Pero con esta película -protagonizada por Laura Paredes, Ezequiel Pierri, Rafael Spregelburd y un elenco enorme para cubrir cuatro horas y veinte minutos de film, que no está disponible en ninguna plataforma de streaming actualmente-, Citarella pone en el mapa una ambición enorme y sale ganadora. La película parece girar alrededor de la desaparición de una mujer y de cómo dos hombres que la aman salen a buscarla, y se concentra en ese pueblo de Trenque Lauquen que se transforma en algo más que el título de la película. Como sucedía en los dos films más ambiciosos de Llinás (en las que Citarella tiene una participación notable), Historias extraordinarias y La flor, el núcleo narrativo de base sirve para que se vayan desarrollando otras historias que toman elementos de casi todos los géneros cinematográficos y con todos los tonos. Hay algo de literatura en todo esto -uno no puede menos que recordar, en estas producciones-río, obras desplegables como La vie mode d’emploi, de Georges Perec- y algo -la sombra de Spregelburd, en esta ocasión bienhechora- de las nuevas formas del teatro.

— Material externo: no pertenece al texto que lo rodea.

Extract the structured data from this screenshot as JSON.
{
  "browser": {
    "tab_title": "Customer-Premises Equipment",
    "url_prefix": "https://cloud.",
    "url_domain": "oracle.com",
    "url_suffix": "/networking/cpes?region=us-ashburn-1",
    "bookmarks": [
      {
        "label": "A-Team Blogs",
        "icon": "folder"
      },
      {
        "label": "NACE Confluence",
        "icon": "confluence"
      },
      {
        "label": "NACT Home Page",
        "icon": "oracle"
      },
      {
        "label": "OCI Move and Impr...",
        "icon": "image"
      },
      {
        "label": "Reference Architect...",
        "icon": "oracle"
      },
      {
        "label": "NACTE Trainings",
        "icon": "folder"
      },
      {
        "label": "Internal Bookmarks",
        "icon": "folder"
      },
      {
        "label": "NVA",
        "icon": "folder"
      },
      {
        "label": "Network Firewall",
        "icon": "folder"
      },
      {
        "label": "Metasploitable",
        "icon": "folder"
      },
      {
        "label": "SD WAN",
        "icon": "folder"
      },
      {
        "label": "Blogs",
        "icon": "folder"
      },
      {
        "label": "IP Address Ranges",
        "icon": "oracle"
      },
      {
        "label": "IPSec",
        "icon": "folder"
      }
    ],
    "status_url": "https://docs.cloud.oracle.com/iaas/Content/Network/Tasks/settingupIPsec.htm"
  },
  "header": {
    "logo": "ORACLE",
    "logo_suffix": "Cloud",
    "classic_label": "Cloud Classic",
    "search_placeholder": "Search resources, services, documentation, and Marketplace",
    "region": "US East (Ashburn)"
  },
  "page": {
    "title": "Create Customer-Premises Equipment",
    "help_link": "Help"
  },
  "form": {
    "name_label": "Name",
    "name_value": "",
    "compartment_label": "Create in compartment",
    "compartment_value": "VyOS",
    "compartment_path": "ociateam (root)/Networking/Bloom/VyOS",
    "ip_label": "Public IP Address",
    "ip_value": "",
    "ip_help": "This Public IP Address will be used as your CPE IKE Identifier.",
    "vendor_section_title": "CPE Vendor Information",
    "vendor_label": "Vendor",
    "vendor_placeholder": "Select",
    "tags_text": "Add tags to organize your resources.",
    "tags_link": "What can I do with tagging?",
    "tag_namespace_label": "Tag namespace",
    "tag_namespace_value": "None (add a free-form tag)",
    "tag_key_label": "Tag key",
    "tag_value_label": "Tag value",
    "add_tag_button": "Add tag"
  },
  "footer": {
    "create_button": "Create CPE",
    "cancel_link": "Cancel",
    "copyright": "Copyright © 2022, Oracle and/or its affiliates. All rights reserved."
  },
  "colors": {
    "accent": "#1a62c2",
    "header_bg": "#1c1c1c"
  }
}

Pero esto lleva a que Trenque Lauquen ponga en negro sobre blanco una verdad que los críticos -especialmente los más acérrimos defensores de lo clásico y del género- olvidan: que se trata de un arte impuro, un dulce Frankenstein cuyos miembros vienen de las demás artes.
Antes de que el lector crea que hablamos de una “película de Llinás 2.0″, no: nada que ver. El “estilo de la casa” está en el sistema de producción, en el uso del ingenio para poder encontrar las imágenes que se desean. Pero aquí, más allá de que se apele al misterio, a la comedia, al romance y a lo fantástico como herramientas, de lo que se trata es de construir un mundo donde lo que se narra sea posible. Hay, si se quiere, menos distancia entre lo que se cuenta y las criaturas que protagonizan los diferentes hilos de la historia. Laura Citarella -lo demostró sobre todo con La mujer de los perros– tiene una fuerte empatía con cada uno de los personajes que pueblan sus ficciones. Hace de los escenarios reales territorios de puro cine en la medida en que son esas emociones de criaturas inventadas las que los tiñen y le proveen sentido. Suena enrevesado, es cierto, pero lo que se quiere decir es que Trenque Lauquen es, sobre todo, un cine de personajes a los que queremos ver y seguir durante todo el tiempo que la película nos proponga. No se trata de un film teórico, de un experimento, de una prueba de resistencia, sino de invitarnos a recorrer un mundo inventado, como sucedía con los cuentos de hadas, como sucede con las grandes novelas. La fotografía de Agustín Mendilaharzu, la música de Gabriel Chwojnik, el guión de Citarella y de su actriz Laura Paredes -ya había sido la protagonista de Ostende: este film es de algún modo la puesta a punto de todo el potencial de aquella opera prima- están trabajados con ese fin.